Remembering the past and preparing the future
1 May 2018|

Australian policy observers are focused on President Emmanuel Macron’s first visit to Australia. But there will be another first immediately afterwards: his visit to the French territory of New Caledonia across the Coral Sea.

The purpose of Macron’s visit is to lend his personal support to the preparations under way for the long-promised independence referendum to be held 4 November. The referendum brings to an end the 1998 Noumea Accord, which, together with predecessor agreements, has presided over 30 years of stability and economic growth on our doorstep. While demonstrations and protests are normally part of the scene when French presidents visit New Caledonia, emotions are likely to be running particularly high during this visit.

Macron has timed his visit—from 3 to 5 May—very carefully to coincide with three critical anniversaries. The first is the 5 May 1988 massacre at Gossanah Cave, on the island of Ouvéa in the Loyalty Islands. This was a watershed event of the bloody 1980s civil war over independence, when frustrated Kanak independence supporters attacked a police station and took French police hostages in a cave.

The resultant French crackdown ended in 21 deaths—19 Kanak and two French police officers. It led the French state finally to address the underlying concerns it had mishandled for years: the Kanaks’ desire that their identity be recognised, and the desire of supporters of independence—mainly Kanaks—for an independence vote. French efforts resulted in the signature of the 1988 Matignon Accords, which promised a referendum by 1998.

Just one year after the Gossanah Cave deaths, on 4 May 1989, independence leaders Jean-Marie Tjibaou and his colleague Yéwéni Yéwéni were assassinated by one of their own supporters for having signed the Matignon Accords and agreed to its compromises.

The last and most important anniversary being marked by Macron’s visit is 5 May 1998, when all political parties in New Caledonia signed on to the Noumea Accord, which extended the promise of a referendum by 20 years, to November 2018, and, crucially, recognised the trauma of colonisation on the Kanak people in its preamble.

By choosing to visit at this time, Macron is making a strong symbolic gesture towards reconciliation, not shirking the Gossanah Cave event, but acknowledging the real contributions of the Matignon and Noumea Accords to the present shape of New Caledonia, and hopefully to its future.

During his visit, Macron will visit the capital, Noumea; the Kanak heartland in the Northern Province at Koné; and Ouvéa itself in the Loyalty Islands. Reflecting the ongoing sensitivities around the milestone events that his visit marks, word of his visit to Ouvéa led to some Kanak parties opposing a visit by Macron to Gossanah Cave. At last report, Macron wasn’t planning to go to the cave itself. He has also chosen a neutral venue, the Nouville Theatre, for his major speech, on Saturday, 5 May.

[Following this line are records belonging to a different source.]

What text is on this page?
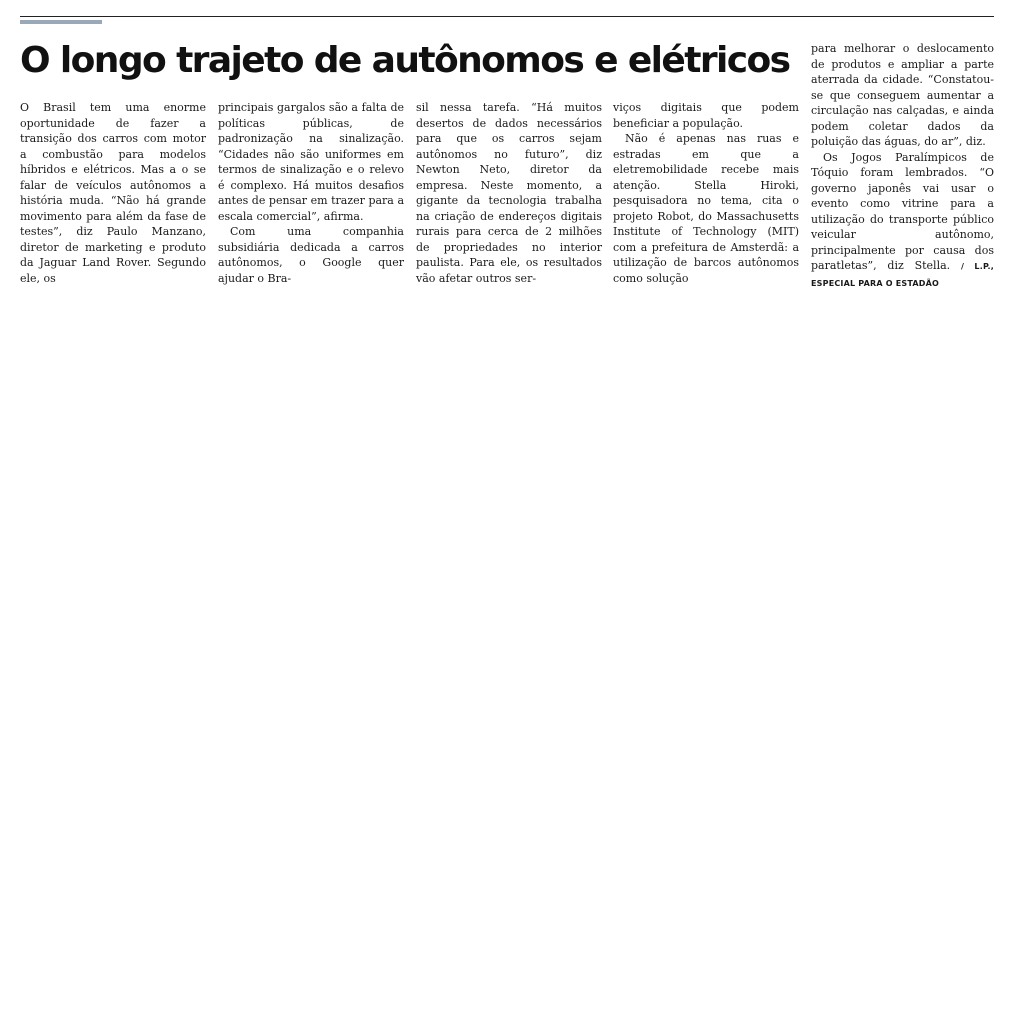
O longo trajeto de autônomos e elétricos

O Brasil tem uma enorme oportunidade de fazer a transição dos carros com motor a combustão para modelos híbridos e elétricos. Mas a o se falar de veículos autônomos a história muda. “Não há grande movimento para além da fase de testes”, diz Paulo Manzano, diretor de marketing e produto da Jaguar Land Rover. Segundo ele, os

principais gargalos são a falta de políticas públicas, de padronização na sinalização. “Cidades não são uniformes em termos de sinalização e o relevo é complexo. Há muitos desafios antes de pensar em trazer para a escala comercial”, afirma.

Com uma companhia subsidiária dedicada a carros autônomos, o Google quer ajudar o Bra-

sil nessa tarefa. “Há muitos desertos de dados necessários para que os carros sejam autônomos no futuro”, diz Newton Neto, diretor da empresa. Neste momento, a gigante da tecnologia trabalha na criação de endereços digitais rurais para cerca de 2 milhões de propriedades no interior paulista. Para ele, os resultados vão afetar outros ser-

viços digitais que podem beneficiar a população.

Não é apenas nas ruas e estradas em que a eletremobilidade recebe mais atenção. Stella Hiroki, pesquisadora no tema, cita o projeto Robot, do Massachusetts Institute of Technology (MIT) com a prefeitura de Amsterdã: a utilização de barcos autônomos como solução

para melhorar o deslocamento de produtos e ampliar a parte aterrada da cidade. “Constatou-se que conseguem aumentar a circulação nas calçadas, e ainda podem coletar dados da poluição das águas, do ar”, diz.

Os Jogos Paralímpicos de Tóquio foram lembrados. “O governo japonês vai usar o evento como vitrine para a utilização do transporte público veicular autônomo, principalmente por causa dos paratletas”, diz Stella. / L.P., ESPECIAL PARA O ESTADÃO
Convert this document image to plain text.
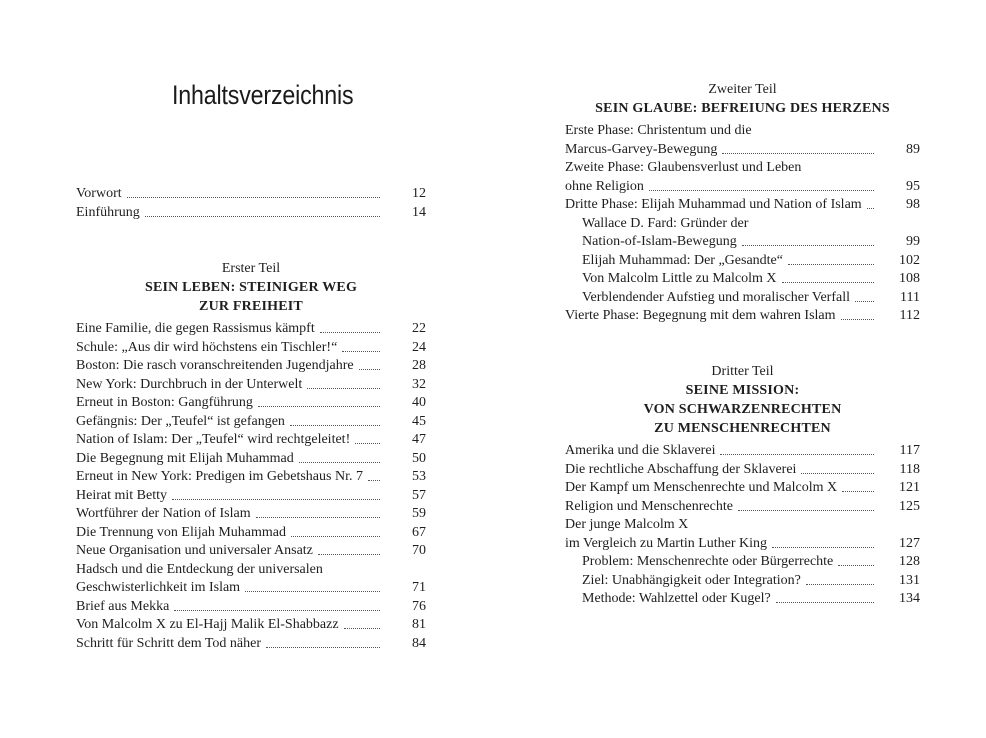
Inhaltsverzeichnis
Vorwort	12
Einführung	14
Erster Teil
SEIN LEBEN: STEINIGER WEG
ZUR FREIHEIT
Eine Familie, die gegen Rassismus kämpft	22
Schule: „Aus dir wird höchstens ein Tischler!“	24
Boston: Die rasch voranschreitenden Jugendjahre	28
New York: Durchbruch in der Unterwelt	32
Erneut in Boston: Gangführung	40
Gefängnis: Der „Teufel“ ist gefangen	45
Nation of Islam: Der „Teufel“ wird rechtgeleitet!	47
Die Begegnung mit Elijah Muhammad	50
Erneut in New York: Predigen im Gebetshaus Nr. 7	53
Heirat mit Betty	57
Wortführer der Nation of Islam	59
Die Trennung von Elijah Muhammad	67
Neue Organisation und universaler Ansatz	70
Hadsch und die Entdeckung der universalen
Geschwisterlichkeit im Islam	71
Brief aus Mekka	76
Von Malcolm X zu El-Hajj Malik El-Shabbazz	81
Schritt für Schritt dem Tod näher	84
Zweiter Teil
SEIN GLAUBE: BEFREIUNG DES HERZENS
Erste Phase: Christentum und die
Marcus-Garvey-Bewegung	89
Zweite Phase: Glaubensverlust und Leben
ohne Religion	95
Dritte Phase: Elijah Muhammad und Nation of Islam	98
Wallace D. Fard: Gründer der
Nation-of-Islam-Bewegung	99
Elijah Muhammad: Der „Gesandte“	102
Von Malcolm Little zu Malcolm X	108
Verblendender Aufstieg und moralischer Verfall	111
Vierte Phase: Begegnung mit dem wahren Islam	112
Dritter Teil
SEINE MISSION:
VON SCHWARZENRECHTEN
ZU MENSCHENRECHTEN
Amerika und die Sklaverei	117
Die rechtliche Abschaffung der Sklaverei	118
Der Kampf um Menschenrechte und Malcolm X	121
Religion und Menschenrechte	125
Der junge Malcolm X
im Vergleich zu Martin Luther King	127
Problem: Menschenrechte oder Bürgerrechte	128
Ziel: Unabhängigkeit oder Integration?	131
Methode: Wahlzettel oder Kugel?	134
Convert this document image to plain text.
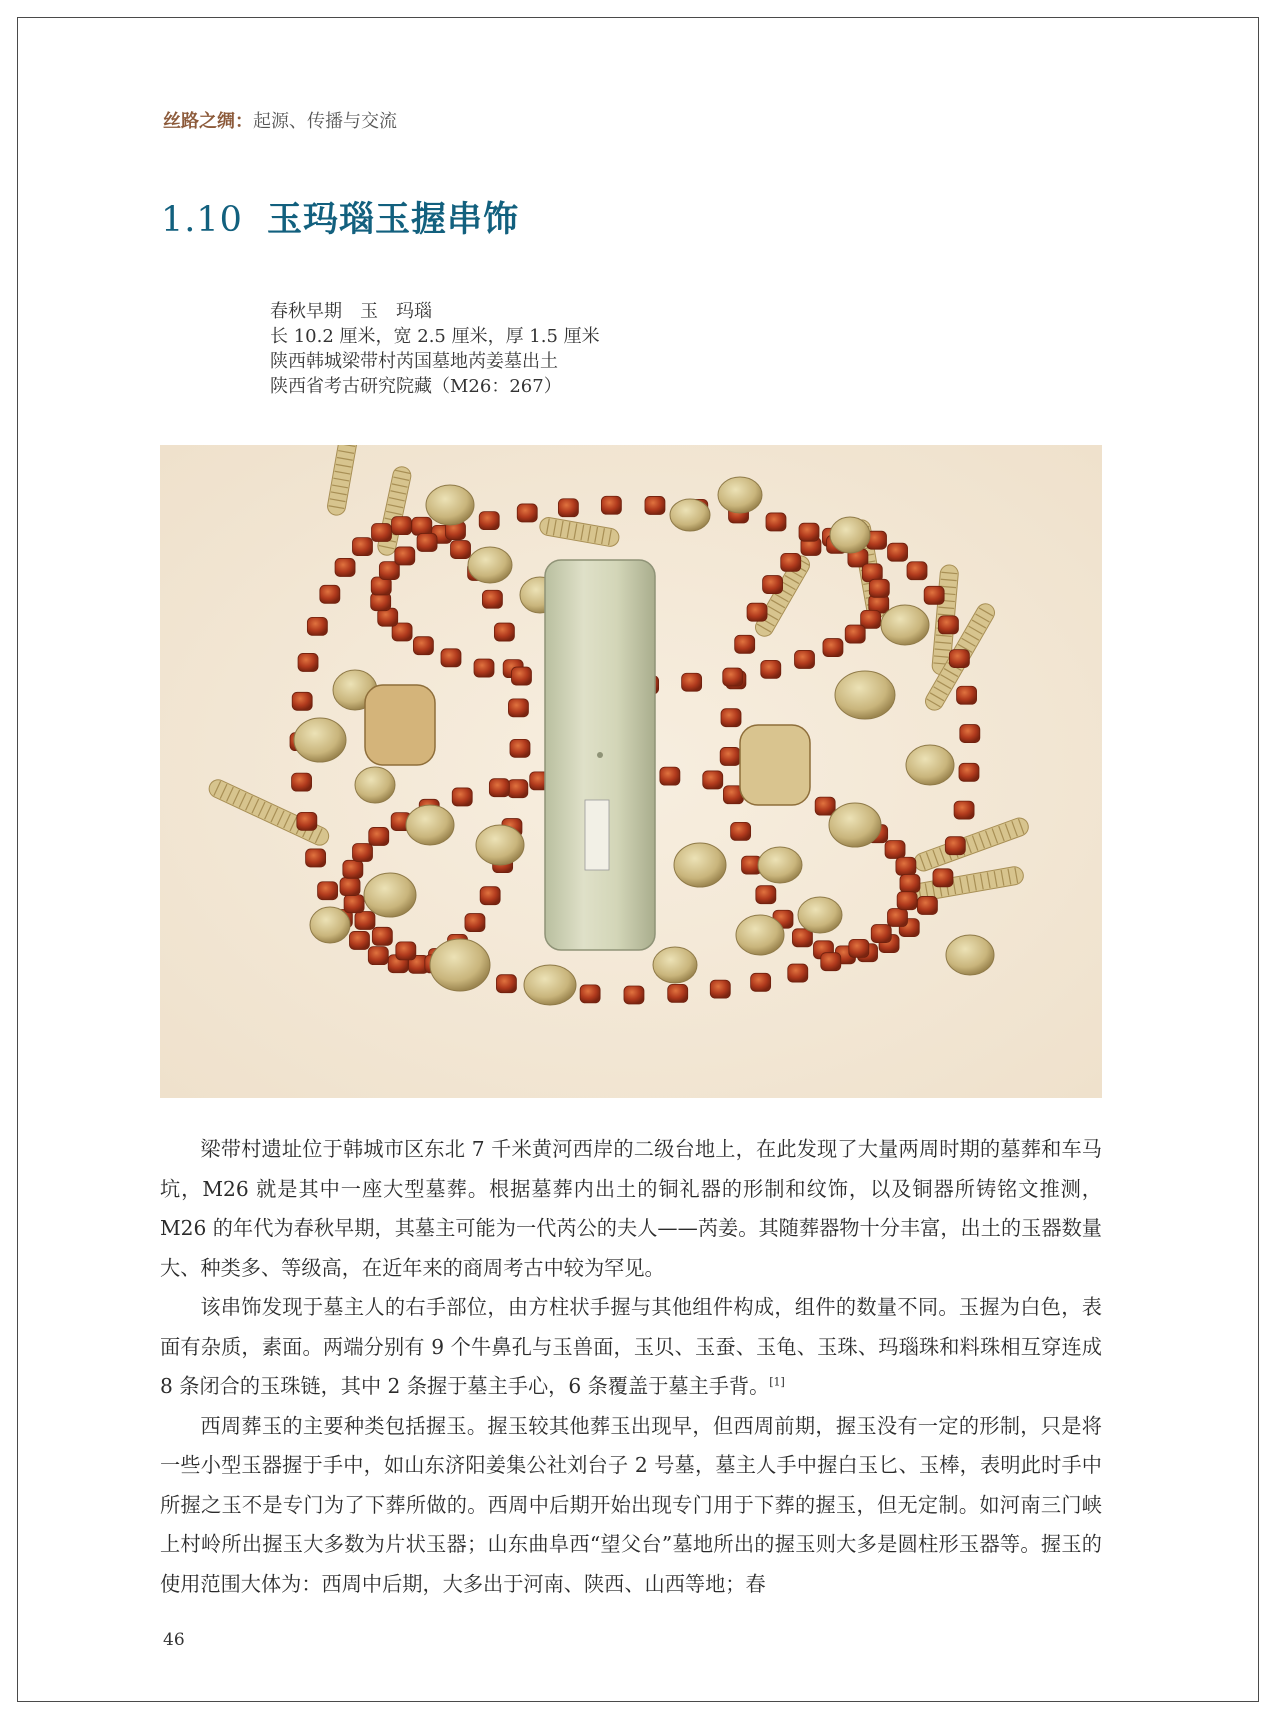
丝路之绸：起源、传播与交流
1.10 玉玛瑙玉握串饰
春秋早期　玉　玛瑙
长 10.2 厘米，宽 2.5 厘米，厚 1.5 厘米
陕西韩城梁带村芮国墓地芮姜墓出土
陕西省考古研究院藏（M26：267）

梁带村遗址位于韩城市区东北 7 千米黄河西岸的二级台地上，在此发现了大量两周时期的墓葬和车马坑，M26 就是其中一座大型墓葬。根据墓葬内出土的铜礼器的形制和纹饰，以及铜器所铸铭文推测，M26 的年代为春秋早期，其墓主可能为一代芮公的夫人——芮姜。其随葬器物十分丰富，出土的玉器数量大、种类多、等级高，在近年来的商周考古中较为罕见。

该串饰发现于墓主人的右手部位，由方柱状手握与其他组件构成，组件的数量不同。玉握为白色，表面有杂质，素面。两端分别有 9 个牛鼻孔与玉兽面，玉贝、玉蚕、玉龟、玉珠、玛瑙珠和料珠相互穿连成 8 条闭合的玉珠链，其中 2 条握于墓主手心，6 条覆盖于墓主手背。[1]

西周葬玉的主要种类包括握玉。握玉较其他葬玉出现早，但西周前期，握玉没有一定的形制，只是将一些小型玉器握于手中，如山东济阳姜集公社刘台子 2 号墓，墓主人手中握白玉匕、玉棒，表明此时手中所握之玉不是专门为了下葬所做的。西周中后期开始出现专门用于下葬的握玉，但无定制。如河南三门峡上村岭所出握玉大多数为片状玉器；山东曲阜西“望父台”墓地所出的握玉则大多是圆柱形玉器等。握玉的使用范围大体为：西周中后期，大多出于河南、陕西、山西等地；春

46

Also reflecting heightened local sensitivities, as political party leaders—both pro-France and pro-independence—meet under the auspices of a new Dialogue Group on the Future, Macron’s spokesman has indicated that the President won’t favour either side in the referendum preparation process, reiterating that it’s for Caledonians to choose their future, and that he’s ‘very attached’ to respecting their choice.

Macron’s approach during his visit will therefore be carefully calibrated. All parties are positioning themselves for the discussions under way about the future of New Caledonia after the referendum, whatever the result might be.

Recently, some pro-France parties withdrew from the core Committee of 10 leaders group that was fostered by Macron’s Prime Minister, Édouard Philippe, on the grounds that the group was giving too much attention to the effects of colonisation on the Kanak people in its draft Charter of Common Values. Philippe could only draw those groups back in by re-framing the group as the Dialogue Group on the Future and nominating a personal representative with conservative connections attractive to Caledonian loyalists.

In return, on the pro-independence side, in a bid to retain references to the damaging effects of colonisation in the Charter of Values, members of the Kanak Customary Senate, an advisory body created by the Noumea Accord, have called on Macron to declare colonisation in New Caledonia a ‘crime against humanity’, as he had labelled French colonisation in Algeria in 2017 when he was a presidential candidate.

It’s unlikely that Macron will buy into that statement, although he can be expected to defend the spirit of the Noumea Accord in ongoing discussions between local parties. Meanwhile, another group of independence supporters is watching the preparation of electoral lists closely, warning of a possible election boycott if the process isn’t deemed fair.